Mas, quis a boa vontade/necessidade que, os senhores dos Horários do Funchal resolvessem que o autocarro passaria a ir até ao miradouro do Lombo da Quinta, o que já veio facilitar um pouco mais a vida das pessoas.
Anos mais tarde, a abertura da estrada em São João Latrão, até à venda da Senhora Maria, foi uma bênção para os moradores daquela zona, que viram assim terminada ‘a era das garrafas de gás às costas, ladeira acima’. Contudo, nos dias de hoje, ainda se me parte o coração, ouvir alguns filhos dizerem que já não podem levar os seus pais idosos a casa porque estes têm muita dificuldade em subir os degraus ou porque já não têm força para atravessar a vereda.

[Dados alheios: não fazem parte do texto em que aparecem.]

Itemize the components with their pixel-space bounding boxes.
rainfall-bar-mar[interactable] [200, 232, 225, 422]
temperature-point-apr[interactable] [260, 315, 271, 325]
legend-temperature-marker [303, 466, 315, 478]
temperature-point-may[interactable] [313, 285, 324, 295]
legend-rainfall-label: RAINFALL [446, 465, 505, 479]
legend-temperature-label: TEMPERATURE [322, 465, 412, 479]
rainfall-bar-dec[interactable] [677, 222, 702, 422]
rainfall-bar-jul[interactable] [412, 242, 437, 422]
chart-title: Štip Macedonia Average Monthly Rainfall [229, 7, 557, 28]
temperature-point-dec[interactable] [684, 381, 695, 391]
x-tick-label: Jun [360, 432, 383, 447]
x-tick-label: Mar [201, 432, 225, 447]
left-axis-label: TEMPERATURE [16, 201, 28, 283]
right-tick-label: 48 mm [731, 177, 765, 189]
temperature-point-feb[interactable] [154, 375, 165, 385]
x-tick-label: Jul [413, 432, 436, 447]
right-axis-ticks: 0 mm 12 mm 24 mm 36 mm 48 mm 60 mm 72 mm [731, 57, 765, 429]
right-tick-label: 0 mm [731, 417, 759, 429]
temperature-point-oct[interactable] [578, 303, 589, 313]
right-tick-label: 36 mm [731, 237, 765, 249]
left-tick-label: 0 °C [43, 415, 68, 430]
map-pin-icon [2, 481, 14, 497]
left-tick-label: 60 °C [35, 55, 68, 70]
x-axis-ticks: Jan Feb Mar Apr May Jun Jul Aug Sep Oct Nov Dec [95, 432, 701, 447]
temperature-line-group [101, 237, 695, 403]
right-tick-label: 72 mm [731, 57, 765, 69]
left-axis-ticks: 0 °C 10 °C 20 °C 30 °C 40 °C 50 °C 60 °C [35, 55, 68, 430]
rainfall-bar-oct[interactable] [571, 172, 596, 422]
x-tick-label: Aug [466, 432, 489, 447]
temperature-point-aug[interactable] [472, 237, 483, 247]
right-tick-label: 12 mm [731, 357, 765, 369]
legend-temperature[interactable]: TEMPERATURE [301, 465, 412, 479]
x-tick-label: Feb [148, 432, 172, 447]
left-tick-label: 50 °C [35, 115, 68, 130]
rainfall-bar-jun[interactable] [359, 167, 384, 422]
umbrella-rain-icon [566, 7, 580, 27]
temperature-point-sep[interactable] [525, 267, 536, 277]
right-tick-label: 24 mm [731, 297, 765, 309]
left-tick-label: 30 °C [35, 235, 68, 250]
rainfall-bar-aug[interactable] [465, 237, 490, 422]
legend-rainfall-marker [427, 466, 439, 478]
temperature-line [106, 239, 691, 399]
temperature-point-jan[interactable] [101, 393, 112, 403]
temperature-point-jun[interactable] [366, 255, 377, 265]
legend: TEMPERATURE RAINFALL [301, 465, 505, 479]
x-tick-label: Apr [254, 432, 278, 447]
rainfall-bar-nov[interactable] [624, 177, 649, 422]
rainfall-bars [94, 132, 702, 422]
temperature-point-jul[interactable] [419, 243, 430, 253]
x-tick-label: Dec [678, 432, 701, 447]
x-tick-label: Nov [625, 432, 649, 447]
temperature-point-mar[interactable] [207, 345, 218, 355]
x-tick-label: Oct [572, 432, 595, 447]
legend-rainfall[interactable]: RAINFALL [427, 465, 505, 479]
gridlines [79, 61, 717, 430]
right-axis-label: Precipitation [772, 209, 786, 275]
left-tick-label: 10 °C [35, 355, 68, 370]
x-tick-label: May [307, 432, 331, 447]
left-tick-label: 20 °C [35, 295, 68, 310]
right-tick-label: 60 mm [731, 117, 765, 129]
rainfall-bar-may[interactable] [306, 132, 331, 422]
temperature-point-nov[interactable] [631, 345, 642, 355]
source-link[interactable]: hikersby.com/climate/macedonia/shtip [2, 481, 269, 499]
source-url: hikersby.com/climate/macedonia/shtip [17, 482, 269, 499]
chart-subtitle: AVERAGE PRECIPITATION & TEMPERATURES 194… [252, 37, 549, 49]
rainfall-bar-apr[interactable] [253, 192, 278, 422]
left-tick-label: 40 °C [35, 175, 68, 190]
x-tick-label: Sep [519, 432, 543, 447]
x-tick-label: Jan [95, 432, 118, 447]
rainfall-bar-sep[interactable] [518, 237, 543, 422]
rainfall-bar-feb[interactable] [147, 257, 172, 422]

Há ainda aquelas pessoas, com doenças crónicas, que se vêem obrigadas a vender a casa ou a arranjar alternativas para chegar às suas habitações.
Em São Gonçalo, ainda há muito para fazer a nível da abertura e melhoramento de estradas, em São João Latrão, no Caminho das Pedras, na Portada, entre outros. Se não for para a passagem de transportes públicos, que seja ao menos para as pessoas levarem as suas viaturas até mais próximo de casa, permitindo-lhes uma vida mais tranquila, mais digna e feliz, gozando da companhia dos seus entes mais queridos.
Quanto à Senhora Agostinha, ainda no domingo estive com ela, mas não lhe falei no assunto. Gostava de lhe perguntar se ainda existem aqueles ‘anjos’, como ela os chamava, que dão boleia às outras pessoas, fazendo com que cheguem a horas e sobretudo, levando-as a ‘são e salvo’, tranquilizando os corações das mães, que tal como a minha, muito se apoquentam com a segurança dos filhos.